Por sua vez, a Terceira não mereceu melhores encómios. Em “Festas dos Pentecostes”presenciamos um cenário de grande pânico em Angra quando, no desfilar duma procissão presidida pela bispo “com seu traje roxo contrastando com o ouro resplandecente do pálio”três irmãos roubam o crucifixo “cujas pedrarias reflectiram em inúmeros relâmpagos os raios do sol.”
Os larápios refugiaram-se a bordo com os excursionistas, mas foram acometidos por uma doença esquisita, de que seriam aliviados aos extraírem-lhes da barriga “mais de trezentas pedras preciosas, na sua grande maioria soberbos diamantes.”

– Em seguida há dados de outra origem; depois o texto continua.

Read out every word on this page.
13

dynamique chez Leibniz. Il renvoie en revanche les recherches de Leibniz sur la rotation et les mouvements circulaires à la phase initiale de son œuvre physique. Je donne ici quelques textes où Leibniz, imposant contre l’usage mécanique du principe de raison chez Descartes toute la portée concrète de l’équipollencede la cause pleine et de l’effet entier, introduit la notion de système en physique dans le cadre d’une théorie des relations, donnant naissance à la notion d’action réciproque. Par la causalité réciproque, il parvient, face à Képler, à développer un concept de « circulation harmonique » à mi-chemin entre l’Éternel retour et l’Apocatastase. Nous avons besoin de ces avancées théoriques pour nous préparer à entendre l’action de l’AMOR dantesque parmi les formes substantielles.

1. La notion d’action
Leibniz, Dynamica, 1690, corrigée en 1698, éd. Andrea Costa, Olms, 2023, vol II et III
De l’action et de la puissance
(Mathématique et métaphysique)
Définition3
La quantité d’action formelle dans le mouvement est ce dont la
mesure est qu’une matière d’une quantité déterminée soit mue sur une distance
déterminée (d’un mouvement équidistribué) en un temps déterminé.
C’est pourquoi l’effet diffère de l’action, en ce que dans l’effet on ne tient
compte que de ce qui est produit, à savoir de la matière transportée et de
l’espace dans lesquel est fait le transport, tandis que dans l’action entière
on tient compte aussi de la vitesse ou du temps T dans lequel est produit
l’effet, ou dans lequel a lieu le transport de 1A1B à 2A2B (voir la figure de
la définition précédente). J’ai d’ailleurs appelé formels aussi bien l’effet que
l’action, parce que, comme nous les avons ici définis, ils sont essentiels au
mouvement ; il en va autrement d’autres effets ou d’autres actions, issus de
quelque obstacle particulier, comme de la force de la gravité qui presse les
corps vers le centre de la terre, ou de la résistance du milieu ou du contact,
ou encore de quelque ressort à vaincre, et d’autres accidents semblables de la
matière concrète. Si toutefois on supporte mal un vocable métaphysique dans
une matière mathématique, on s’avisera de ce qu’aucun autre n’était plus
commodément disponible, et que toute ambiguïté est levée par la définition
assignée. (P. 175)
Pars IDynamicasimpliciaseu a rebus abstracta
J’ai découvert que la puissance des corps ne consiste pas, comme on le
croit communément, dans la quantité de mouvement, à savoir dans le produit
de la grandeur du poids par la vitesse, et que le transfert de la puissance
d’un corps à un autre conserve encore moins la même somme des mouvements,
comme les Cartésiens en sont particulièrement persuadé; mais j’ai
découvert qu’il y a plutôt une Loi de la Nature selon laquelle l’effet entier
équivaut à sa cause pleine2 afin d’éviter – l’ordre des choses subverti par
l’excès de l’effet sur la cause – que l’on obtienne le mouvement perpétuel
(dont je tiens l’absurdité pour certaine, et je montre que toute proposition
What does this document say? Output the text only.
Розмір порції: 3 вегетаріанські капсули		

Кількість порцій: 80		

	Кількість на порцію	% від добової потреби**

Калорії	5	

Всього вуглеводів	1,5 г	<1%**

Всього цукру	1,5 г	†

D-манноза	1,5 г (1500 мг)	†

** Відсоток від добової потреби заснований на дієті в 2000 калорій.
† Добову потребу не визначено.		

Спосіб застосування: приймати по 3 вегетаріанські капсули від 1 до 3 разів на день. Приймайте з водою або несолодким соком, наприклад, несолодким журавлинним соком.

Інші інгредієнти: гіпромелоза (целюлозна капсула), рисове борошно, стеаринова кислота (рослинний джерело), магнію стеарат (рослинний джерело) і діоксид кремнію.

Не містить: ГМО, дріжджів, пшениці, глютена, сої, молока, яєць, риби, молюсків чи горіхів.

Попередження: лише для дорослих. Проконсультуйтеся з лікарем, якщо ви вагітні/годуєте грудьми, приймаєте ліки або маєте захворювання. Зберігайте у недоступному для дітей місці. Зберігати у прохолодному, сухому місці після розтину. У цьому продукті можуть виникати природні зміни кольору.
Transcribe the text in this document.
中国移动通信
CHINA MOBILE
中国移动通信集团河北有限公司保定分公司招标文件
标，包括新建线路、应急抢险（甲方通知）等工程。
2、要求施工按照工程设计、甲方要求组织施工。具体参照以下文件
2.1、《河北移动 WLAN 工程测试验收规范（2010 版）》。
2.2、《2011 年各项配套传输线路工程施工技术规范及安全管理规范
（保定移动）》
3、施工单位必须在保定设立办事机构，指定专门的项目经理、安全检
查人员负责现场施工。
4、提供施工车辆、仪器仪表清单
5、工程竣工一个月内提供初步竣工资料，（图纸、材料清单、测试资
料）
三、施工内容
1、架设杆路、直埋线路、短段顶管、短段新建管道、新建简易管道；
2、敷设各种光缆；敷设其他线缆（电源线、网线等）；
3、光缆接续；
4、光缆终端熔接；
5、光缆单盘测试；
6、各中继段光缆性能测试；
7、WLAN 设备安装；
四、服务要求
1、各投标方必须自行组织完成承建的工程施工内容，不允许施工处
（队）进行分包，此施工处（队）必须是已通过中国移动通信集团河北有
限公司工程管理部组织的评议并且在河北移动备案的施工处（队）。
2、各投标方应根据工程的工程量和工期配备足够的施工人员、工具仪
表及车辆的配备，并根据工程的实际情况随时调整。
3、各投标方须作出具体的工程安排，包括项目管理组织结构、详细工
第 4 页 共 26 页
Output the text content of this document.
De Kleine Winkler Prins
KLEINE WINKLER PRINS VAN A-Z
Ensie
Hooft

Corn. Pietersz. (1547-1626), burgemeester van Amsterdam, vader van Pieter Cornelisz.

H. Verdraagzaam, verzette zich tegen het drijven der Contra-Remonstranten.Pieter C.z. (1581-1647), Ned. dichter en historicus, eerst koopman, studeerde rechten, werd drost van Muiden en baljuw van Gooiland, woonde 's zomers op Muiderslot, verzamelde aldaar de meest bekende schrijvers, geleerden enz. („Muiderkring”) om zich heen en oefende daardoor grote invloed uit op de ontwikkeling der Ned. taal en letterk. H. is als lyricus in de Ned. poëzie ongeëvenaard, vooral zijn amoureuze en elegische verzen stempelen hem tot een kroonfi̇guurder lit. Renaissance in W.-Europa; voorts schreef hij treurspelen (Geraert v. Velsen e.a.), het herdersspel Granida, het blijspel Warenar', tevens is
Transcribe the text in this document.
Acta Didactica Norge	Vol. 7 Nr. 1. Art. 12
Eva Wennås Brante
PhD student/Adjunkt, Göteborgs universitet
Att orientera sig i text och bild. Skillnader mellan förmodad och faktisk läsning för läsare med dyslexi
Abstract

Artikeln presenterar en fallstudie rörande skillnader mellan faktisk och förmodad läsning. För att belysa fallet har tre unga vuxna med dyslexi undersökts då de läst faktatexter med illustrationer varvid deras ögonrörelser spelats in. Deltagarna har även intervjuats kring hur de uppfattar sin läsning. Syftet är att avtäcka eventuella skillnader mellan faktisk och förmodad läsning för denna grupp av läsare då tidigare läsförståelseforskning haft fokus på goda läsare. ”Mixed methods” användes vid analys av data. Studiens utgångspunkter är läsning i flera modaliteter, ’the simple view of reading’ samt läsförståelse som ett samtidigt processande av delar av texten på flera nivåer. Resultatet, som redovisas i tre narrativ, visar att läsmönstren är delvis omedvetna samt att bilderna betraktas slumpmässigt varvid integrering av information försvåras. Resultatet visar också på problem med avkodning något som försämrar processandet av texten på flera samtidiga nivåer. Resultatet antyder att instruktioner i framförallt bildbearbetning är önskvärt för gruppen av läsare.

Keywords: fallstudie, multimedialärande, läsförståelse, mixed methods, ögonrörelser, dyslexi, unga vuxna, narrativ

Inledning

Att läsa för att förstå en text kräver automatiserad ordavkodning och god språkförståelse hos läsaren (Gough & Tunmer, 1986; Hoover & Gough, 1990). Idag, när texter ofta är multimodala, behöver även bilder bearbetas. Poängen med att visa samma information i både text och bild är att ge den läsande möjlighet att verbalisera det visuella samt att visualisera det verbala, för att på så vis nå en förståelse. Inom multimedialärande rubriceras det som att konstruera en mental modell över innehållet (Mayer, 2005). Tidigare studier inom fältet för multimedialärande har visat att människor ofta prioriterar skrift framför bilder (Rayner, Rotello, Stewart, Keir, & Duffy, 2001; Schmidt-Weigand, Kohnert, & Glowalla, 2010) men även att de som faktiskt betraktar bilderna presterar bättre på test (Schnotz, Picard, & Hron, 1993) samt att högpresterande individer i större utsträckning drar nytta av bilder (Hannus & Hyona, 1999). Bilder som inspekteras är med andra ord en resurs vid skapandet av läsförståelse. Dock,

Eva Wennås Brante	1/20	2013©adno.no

A ilha de S. Miguel, então, “afecta grosseiramente a forma duma cabaça. Ao centro, nas duas voltas que formam a parte mais delgada da cabaça, há duas cidades: Ponta Delgada ao sul e Ribeira Grande ao norte.” A narrativa prossegue com uma curiosa variedade de deslizes topográficos, mais o reclame de que os excursionistas foram “perseguidos pela obsessão dos sinis eternamente agitados, e nas ruas estreitas e sujas passeavam com desenvoltura porcos enormes na sua grande maioria.”
Pois é, c’m’s coisas é. Grande penhora! Assim diria a minha saudosa madrinha.